Velayetin Değiştirilmesi ile İlgili Yargıtay Kararları

Velayetin değiştirilme davasında yetki ile alakalı örnek bir Yargıtay kararında şu görüş benimsenmiştir;” Velayetin değiştirilmesi davasında kesin ve özel yetki kuralı bulunmaz. Ancak davalılar tarafından bu hususun ilk itiraz olarak ileri sürülmesi durumunda yetki hususu dikkate alınır. Hâkim, yetkinin kesin olmadığı hallerde, bu durumu resen nazara alamaz.” (20. Hukuk Dairesi 2019/2220 E., 2019/4091 K. ve 17.06.2019 tarihli ilam) Zira velayetin düzenlenmesi kamu düzeninden ileri gelmektedir.

Anlaşmalı boşanma kararında, velayet hakkının bir tarafa verildiği ve çocukların özel giderlerinin çocukların velayetlerini alan tarafın karşılayacağı hususunda ana ve baba anlaşmıştır. Çocukların velayetlerinin değiştirilmesi durumunda söz konusu anlaşmanın infazında sıkıntı doğurmayacağı görüşü kabul edilmiştir. (Hukuk Genel Kurulu 2017/1895 E., 2019/630 K. ve 30.05.2019 tarihli ilam) Yani kendisinden çocuğun velayeti alınan tarafın, velayetin değiştirilmesi davasını gerekçe göstererek ortak çocukların mağdur olmasına yol açacak şekilde velayet düzenlemesinden bağımsız olarak ödemeyi taahhüt ettiği çocuğun özel giderlerinden sorumlu olmadığını ileri sürmesi Yargıtay’a göre yasaya aykırı kabul edilmiştir.
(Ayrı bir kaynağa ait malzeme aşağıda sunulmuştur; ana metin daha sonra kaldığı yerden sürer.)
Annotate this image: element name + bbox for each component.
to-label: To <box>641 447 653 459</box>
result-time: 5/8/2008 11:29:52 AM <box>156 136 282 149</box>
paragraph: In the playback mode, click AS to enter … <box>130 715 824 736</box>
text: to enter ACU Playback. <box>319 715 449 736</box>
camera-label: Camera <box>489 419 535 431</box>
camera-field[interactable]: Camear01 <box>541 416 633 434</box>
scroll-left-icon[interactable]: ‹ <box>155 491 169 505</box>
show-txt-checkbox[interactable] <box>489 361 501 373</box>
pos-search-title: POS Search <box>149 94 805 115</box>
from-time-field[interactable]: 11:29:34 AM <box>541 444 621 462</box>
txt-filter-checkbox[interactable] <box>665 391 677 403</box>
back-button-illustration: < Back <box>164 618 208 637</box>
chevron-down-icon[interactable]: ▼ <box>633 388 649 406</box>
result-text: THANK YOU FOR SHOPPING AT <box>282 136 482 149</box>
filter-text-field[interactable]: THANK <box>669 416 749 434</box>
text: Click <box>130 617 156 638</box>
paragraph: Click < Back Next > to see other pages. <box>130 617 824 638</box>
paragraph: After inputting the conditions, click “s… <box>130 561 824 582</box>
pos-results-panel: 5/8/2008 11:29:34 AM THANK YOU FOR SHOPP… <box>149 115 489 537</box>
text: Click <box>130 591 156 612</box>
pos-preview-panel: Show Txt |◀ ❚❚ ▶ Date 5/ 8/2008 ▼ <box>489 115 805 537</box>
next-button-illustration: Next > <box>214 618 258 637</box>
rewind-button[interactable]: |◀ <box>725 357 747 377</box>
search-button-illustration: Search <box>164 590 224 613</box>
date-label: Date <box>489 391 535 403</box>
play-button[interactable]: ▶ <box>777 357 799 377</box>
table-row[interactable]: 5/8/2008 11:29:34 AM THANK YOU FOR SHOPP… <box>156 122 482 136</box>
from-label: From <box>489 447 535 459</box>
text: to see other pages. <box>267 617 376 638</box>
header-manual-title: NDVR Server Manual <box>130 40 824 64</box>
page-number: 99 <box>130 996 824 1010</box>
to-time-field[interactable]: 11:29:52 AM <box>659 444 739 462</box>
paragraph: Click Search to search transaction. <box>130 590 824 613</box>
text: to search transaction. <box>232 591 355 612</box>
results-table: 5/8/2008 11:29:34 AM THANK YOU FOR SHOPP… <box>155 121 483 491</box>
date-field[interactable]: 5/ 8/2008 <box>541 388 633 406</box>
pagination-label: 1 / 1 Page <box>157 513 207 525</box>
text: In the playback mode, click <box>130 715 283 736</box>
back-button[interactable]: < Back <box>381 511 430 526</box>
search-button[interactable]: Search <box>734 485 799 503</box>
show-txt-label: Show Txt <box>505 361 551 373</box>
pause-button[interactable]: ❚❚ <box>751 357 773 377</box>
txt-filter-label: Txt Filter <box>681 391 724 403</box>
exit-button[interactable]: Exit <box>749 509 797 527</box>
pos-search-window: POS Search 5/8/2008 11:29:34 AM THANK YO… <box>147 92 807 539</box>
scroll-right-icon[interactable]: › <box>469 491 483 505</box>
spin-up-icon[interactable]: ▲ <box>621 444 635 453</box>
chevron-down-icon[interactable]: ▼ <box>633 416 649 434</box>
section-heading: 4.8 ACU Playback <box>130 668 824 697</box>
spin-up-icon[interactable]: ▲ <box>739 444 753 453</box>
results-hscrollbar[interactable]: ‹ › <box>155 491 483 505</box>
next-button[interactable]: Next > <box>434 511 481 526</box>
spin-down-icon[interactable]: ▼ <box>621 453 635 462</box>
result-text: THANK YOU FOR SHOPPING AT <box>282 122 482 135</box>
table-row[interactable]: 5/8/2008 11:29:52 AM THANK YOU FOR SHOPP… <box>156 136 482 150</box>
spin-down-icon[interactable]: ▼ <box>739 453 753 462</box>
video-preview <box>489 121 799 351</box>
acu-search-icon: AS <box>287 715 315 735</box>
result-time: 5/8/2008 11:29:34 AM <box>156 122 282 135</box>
Velayet değiştirme davasının çekişmesiz yargı işi olarak düzenlenmesinin bir sonucu da Bölge Adliye Mahkemesince çekişmesiz yargı işlerinde verilen kararlar üzerinedir. Bölge Adliye Mahkemesi’nin kararları kesin niteliktedir, bu kararlara karşı temyiz yoluna başvurulamaz. Bu sebeple, davalı-davacının bu yöne ilişkin temyiz dilekçesinin reddi gerekir.(2. Hukuk Dairesi 2019/3013 E., 2019/5474 K. ve 06.05.2019 tarihli ilam) Yani Bölge Adliye Mahkemesi’nin kararlarına karşı temyiz yoluna gidilemez.